The pro-war media are predictably
highlighting the instances of celebration among Shiite and Kurdish Iraqis
in response to the death sentence against Hussein. There can be no concept
of justice in Iraq, however, until the individuals in Washington, London
and elsewhere who are responsible for 15 years of death and suffering
are brought to trial and the illegal occupation of the country by tens
of thousands of American and allied troops has been ended.
Moreover, US governments
going back to the 1960s provided political and financial support to
Hussein and the Baathists as they carried out some of their most brutal
atrocities—from the massacres of Communist Party members and socialist-minded
workers in 1963 and again in 1979, to the slaughter of Shiite fundamentalist
and Kurdish nationalist opponents of the regime during the 1980s.

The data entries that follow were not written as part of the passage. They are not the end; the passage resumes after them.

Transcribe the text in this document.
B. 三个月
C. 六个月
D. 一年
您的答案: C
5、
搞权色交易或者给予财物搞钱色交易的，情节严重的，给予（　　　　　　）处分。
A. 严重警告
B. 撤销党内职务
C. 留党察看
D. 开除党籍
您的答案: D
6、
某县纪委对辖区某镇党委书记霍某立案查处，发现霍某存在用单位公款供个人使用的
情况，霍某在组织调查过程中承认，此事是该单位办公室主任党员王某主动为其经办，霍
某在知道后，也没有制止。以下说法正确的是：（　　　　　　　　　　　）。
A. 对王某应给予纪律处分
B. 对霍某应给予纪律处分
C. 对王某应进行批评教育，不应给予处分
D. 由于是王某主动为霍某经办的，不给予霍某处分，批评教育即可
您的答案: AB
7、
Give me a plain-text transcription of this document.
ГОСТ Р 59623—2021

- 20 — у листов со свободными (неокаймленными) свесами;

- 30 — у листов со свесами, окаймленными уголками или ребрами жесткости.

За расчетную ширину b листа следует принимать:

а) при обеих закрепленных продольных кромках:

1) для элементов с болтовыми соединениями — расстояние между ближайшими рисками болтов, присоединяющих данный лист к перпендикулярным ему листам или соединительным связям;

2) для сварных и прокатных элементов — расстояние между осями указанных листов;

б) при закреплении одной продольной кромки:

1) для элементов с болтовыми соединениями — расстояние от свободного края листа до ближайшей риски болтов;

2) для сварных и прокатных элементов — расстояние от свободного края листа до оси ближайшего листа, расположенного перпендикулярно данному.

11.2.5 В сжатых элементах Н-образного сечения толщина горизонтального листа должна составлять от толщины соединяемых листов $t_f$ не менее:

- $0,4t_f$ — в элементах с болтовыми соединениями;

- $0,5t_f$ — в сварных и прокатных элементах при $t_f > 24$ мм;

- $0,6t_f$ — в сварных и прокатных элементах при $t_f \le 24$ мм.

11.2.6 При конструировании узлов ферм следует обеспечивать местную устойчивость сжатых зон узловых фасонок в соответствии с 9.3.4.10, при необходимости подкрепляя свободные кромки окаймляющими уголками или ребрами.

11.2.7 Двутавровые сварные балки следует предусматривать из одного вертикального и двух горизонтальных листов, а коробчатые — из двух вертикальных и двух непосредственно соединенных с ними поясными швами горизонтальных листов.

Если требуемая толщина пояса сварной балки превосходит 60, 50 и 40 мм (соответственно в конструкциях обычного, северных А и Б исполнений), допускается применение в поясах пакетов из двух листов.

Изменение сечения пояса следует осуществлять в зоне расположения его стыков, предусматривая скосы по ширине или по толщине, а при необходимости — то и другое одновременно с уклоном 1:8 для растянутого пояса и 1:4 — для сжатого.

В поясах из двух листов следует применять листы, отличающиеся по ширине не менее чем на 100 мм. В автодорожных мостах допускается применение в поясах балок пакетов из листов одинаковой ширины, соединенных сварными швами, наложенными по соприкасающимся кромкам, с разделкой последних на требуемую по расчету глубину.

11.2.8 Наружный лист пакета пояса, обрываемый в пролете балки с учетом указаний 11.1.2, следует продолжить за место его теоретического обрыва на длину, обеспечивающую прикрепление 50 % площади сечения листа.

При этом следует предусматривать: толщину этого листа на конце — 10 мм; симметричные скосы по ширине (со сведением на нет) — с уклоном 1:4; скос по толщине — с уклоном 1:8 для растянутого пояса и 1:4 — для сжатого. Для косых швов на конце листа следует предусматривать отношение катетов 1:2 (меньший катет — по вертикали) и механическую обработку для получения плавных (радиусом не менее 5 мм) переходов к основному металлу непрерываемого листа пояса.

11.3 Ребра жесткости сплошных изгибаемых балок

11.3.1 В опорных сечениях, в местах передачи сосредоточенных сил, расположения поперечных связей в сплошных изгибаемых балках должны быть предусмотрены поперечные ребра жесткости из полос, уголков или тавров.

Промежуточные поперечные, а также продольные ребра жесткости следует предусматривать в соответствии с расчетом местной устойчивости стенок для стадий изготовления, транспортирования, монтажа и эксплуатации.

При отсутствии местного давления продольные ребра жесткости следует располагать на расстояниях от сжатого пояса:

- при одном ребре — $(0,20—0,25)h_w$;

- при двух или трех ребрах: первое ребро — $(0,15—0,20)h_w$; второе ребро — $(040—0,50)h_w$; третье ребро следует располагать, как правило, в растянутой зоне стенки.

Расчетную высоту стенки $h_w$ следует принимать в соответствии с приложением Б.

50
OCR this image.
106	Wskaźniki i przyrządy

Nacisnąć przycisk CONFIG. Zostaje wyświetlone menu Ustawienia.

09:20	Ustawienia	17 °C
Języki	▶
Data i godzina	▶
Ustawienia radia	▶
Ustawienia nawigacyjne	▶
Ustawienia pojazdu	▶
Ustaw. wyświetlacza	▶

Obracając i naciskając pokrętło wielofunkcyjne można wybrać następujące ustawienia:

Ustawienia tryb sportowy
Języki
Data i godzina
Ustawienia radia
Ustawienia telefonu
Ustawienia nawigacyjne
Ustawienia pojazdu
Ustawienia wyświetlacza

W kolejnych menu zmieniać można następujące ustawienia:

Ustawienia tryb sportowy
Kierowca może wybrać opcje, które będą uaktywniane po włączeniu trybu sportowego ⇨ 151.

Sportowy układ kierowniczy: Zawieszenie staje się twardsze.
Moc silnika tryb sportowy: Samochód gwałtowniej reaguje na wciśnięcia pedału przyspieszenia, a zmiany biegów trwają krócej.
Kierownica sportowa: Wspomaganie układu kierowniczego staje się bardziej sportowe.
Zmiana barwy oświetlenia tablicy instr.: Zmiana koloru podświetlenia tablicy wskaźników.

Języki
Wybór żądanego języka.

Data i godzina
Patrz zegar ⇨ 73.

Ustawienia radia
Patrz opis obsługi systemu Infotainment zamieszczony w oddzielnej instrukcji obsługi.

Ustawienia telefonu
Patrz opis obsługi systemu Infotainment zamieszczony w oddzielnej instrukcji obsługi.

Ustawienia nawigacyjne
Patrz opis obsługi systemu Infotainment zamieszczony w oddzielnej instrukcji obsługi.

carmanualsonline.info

The very killings for which
Hussein has been sentenced to death—the execution of 148 Shiite
men and boys from the village of Dujail in 1982—took place within
the context of the setbacks being suffered by the Iraqi military in
the US-backed Iraqi war against Iran. The US directly encouraged Hussein
to invade Iran in 1980 and provided Iraq with political, financial and
military support throughout the eight-year conflict because it viewed
the theocratic Shiite regime, which came to power in Tehran in 1979,
as a threat to its interests in the Middle East.
The war ultimately cost the
lives of more than one million Iraqis and Iranians. In the midst of
the carnage, the US supported the so-called “Anfal” campaign
that was ordered by Hussein to wipe out the Iranian-backed Kurdish rebellion
in the north, for which he is also on trial. In 1991, following the
Gulf War, the first Bush administration ordered the US military to do
nothing to prevent Hussein’s forces from suppressing Shiite and
Kurdish uprisings.
Any legitimate trial of Hussein
would expose the culpability of the US and other major powers in the
crimes of the Baathist regime in Iraq. The travesty that has taken place
did the opposite. It prevented any evidence being presented that documented
the relationship between a brutal dictatorship and great power interests.
There has been no accounting with the past or justice for those who
were murdered. Only the most selective evidence relating directly to
the events in Dujail was presented. As an additional precaution, the
television broadcast from the court was delayed by 20 minutes so censors
could delete anything that was considered damaging to the American occupation.
The entire process has been
a shameless show trial. The Iraq Special Tribunal was established by
an edict issued by US proconsul Paul Bremmer in 2003. Its judges and
prosecutors were selected by American officials and instructed by American
advisors. The court’s lack of credibility and impartiality has
been sharply criticised by Human Rights Watch, Amnesty International
and other international observers. On numerous occasions, court proceedings
took place in the absence of the defendants or under conditions where
they were denied the right to have their own lawyers present.
In January, the chief judge
was pressured to step down after the US media and Iraqi government accused
him of not doing enough to prevent Hussein from using the witness stand
to denounce the court’s legitimacy. Three lawyers representing
the defendants were murdered and others forced to flee the country,
most likely by death squads working for the Shiite fundamentalist parties
that dominate the US-backed government in Baghdad.
The American ambassador in
Iraq, Zalmay Khalilzad, hailed the death sentence against Hussein yesterday
as an “important milestone” in the “building of a
free society based on the rule of law”. President Bush declared
that the verdict was “a milestone in the Iraqi people’s
efforts to replace the rule of a tyrant with the rule of law”.
The cynicism of these statements
is staggering. Numerous leaks to the US media indicate that officials
like Khalilzad have spent the past several months plotting a coup against
the Shiite-dominated government of Prime Minister Nouri al-Malaki and
its replacement with some form of military junta. There is a growing
consensus among both Republicans and Democrats that US interests in
Iraq would be better served by a regime very similar to that of Hussein.
Even as Hussein is sentenced
to hang, the US political establishment is discussing putting many of
the Baathist killers and thugs that underpinned his regime back in power,
in exchange for ending their guerilla war against American forces and
agreeing to an arrangement for the US corporate plunder of Iraq’s
oil resources. The prelude to any move to rehabilitate the Baathist
elite will be a bloodbath by the US military against the Shiite militiamen
in areas like Sadr City in Baghdad who paraded in the streets yesterday
to celebrate the outcome of the Hussein trial.